Neuschwanstein itself is perched on the side of the mountain, with wide paths winding up it leading to the gorgeous turrets. Horse-drawn carriages trundle past marching tourists, and within half an hour you are at the base of the spectacular building.
If you manage to drag your eyes from the picture-perfect architecture, you see the potentially even more stunning views behind you – the village of Hohenschwangau sits beneath you like a child’s playroom, and Bavarian lakes and forests stretch out as far as the eye can see.
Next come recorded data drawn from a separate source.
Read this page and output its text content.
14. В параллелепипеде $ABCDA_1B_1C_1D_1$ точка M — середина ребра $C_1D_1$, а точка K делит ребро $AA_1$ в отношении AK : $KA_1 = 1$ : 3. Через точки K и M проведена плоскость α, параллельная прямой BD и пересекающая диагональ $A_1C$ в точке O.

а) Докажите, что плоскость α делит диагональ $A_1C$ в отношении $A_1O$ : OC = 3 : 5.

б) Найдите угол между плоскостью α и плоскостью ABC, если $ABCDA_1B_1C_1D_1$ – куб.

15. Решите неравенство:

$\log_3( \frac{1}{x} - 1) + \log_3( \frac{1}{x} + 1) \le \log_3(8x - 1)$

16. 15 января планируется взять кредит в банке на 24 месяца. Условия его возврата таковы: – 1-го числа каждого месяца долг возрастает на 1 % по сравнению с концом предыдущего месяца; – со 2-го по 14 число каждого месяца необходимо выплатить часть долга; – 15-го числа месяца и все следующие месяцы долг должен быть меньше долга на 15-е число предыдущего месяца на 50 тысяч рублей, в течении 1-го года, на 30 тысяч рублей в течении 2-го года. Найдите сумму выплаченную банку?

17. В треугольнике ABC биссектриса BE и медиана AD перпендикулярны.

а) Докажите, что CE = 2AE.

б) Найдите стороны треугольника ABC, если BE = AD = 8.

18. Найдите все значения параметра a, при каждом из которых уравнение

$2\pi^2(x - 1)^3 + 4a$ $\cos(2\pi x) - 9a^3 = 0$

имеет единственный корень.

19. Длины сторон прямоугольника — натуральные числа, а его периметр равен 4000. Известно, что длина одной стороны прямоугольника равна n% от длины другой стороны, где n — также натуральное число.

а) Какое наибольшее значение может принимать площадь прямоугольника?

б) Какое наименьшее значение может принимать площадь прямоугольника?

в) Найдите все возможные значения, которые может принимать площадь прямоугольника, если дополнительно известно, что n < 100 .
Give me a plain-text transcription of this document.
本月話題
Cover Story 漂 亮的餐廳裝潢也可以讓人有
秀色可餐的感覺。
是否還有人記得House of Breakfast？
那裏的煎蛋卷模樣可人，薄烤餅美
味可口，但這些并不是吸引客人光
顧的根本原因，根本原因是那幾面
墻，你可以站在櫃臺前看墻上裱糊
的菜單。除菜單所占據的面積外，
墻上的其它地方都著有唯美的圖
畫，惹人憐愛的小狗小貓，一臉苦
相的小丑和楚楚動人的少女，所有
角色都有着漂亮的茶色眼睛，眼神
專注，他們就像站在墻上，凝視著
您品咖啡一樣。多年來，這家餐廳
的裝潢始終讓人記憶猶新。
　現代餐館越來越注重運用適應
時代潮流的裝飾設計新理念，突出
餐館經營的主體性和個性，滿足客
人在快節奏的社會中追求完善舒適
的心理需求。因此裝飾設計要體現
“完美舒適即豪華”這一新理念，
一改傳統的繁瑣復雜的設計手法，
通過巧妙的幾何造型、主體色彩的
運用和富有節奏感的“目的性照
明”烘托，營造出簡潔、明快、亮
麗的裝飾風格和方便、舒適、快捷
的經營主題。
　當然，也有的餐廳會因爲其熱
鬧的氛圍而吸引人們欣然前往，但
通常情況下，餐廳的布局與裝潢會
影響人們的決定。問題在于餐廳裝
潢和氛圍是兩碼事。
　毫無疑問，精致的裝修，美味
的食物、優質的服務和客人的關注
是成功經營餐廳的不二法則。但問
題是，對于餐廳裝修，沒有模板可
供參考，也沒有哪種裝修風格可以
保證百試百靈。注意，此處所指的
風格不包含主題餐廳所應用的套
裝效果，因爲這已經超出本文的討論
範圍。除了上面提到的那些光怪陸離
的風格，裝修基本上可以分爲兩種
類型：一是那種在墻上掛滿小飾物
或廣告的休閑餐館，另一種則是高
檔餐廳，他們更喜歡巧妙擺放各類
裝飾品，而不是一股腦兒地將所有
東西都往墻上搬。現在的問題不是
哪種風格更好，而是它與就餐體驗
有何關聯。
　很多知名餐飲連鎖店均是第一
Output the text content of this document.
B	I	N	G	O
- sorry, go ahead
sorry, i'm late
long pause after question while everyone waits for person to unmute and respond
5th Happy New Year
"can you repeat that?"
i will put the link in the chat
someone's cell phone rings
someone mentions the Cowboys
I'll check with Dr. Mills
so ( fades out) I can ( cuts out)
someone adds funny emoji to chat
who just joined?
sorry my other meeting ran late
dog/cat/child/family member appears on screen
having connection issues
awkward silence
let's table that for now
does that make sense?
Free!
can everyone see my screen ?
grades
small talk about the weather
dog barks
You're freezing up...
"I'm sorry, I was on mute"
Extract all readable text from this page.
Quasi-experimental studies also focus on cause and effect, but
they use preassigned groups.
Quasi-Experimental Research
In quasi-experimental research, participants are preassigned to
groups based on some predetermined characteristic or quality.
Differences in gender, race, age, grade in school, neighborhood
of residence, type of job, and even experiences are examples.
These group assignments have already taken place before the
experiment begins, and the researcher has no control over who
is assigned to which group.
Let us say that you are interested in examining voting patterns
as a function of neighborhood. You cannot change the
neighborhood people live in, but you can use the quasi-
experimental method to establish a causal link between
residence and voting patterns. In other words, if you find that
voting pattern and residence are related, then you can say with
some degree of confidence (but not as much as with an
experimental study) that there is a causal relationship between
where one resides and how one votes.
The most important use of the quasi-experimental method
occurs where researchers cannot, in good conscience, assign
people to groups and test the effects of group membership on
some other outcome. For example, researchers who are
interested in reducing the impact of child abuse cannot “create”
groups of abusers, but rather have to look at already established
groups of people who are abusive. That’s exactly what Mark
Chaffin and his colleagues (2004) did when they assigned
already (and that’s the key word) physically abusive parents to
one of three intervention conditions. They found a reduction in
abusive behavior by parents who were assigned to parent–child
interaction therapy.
Soft fog wound its way through the foothills of the Alps, adding even further to the fairytale atmosphere.
Inspired by the postcards, we set out to find even better views of the castle, scuttling past ‘Do Not Enter’ signs and risking death (mostly out of clumsiness) on narrow mountain paths.
After a minor freak-out due to my fear of heights, we made it to Marienbruecke, a tiny white bridge over the most horrifying drop, but also with the most amazing views. No amount of pictures do it justice – if you have the opportunity, always take it.
After taking in our fill of Neuschwanstein, we wound our way back down the mountain, deciding it would be a good idea to take the steeper, but quicker path back to the village. As you can see by our faces here, it was plainly a terrible idea.
Somehow emerging unscathed, we headed merrily off to the smaller castle, Schloss Hohenschwangau, further down in the village.
Sitting quite literally in Neuschwanstein’s shadow, this smaller castle may not have the stature of its larger sister, but its yellow bricks and sweeping walkways offer stunning views of the valley it sits in.
As the sun slid under the snow-capped mountains (it sounds like I’m making this up, but it really was a fairytale), we jumped back on our bus to normality, or its real name, Fuessen.
This small Bavarian town seems to be largely filled with tourists on route to the castles, but in the twenty minutes before our train arrived, we had the opportunity to explore a little, and it essentially reminded me of a German version of my hometown, Guildford. Even modern shops had the most gorgeous, old-fashioned signs to announce them.
Small and cosy, quaint and traditional, it was the perfect spot to watch the sunset after a day living the life of a Disney character.